Tuesday, August 29, 2006

"Fauxtography" and Ley-Line Hunting

Recently, a bunch of rightwing bloggers counted coup on the MSM when they exposed a photographer who had enhanced his pics of war in the Middle east to make them more marketable.

All well and good, but then "fauxtography" fever took over and a whole bunch of rightwing bloggers dashed of to find their own scoops.

When they looked, Lo, they found. The recent reports of an Israeli attack on a Reuters van and a previous Israeli airstrike on two ambulances came in for some heavy accusations of "Palliwood" fakery.

The trouble is, those who looked hardest at both reports now have good reson to suspect the reports weren't fakes after all. Allahpundit has experts who debunk the debunking of the Reuters van story while Dan Riehl has had second and third thoughts about debunking the ambulance attack.

I'm not going to try to make a partisan point here because I know many on the lefty side of Blogtopia can be just as over-zealous in pursuit of a "gotcha" but I will give a warning.

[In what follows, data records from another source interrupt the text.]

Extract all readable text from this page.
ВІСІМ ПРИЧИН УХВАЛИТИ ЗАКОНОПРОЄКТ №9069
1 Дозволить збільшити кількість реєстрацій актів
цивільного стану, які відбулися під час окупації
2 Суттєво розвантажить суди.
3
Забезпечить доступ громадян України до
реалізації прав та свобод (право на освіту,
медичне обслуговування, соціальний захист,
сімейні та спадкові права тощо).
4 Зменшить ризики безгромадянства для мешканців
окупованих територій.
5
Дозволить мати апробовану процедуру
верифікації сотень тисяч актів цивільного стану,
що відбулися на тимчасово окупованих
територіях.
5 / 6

Hand anyone a map and a straight edge and tell them to find "ley-lines" and soon the map will be covered in straight lines. That says far more about the willingness of people to find those lines than it does about the existence of actual ley-lines.

Human beings are instinctual pattern-makers and when we really want to see a pattern it will never be all that hard to find what we go looking for. Thus are all conspiracy theories born.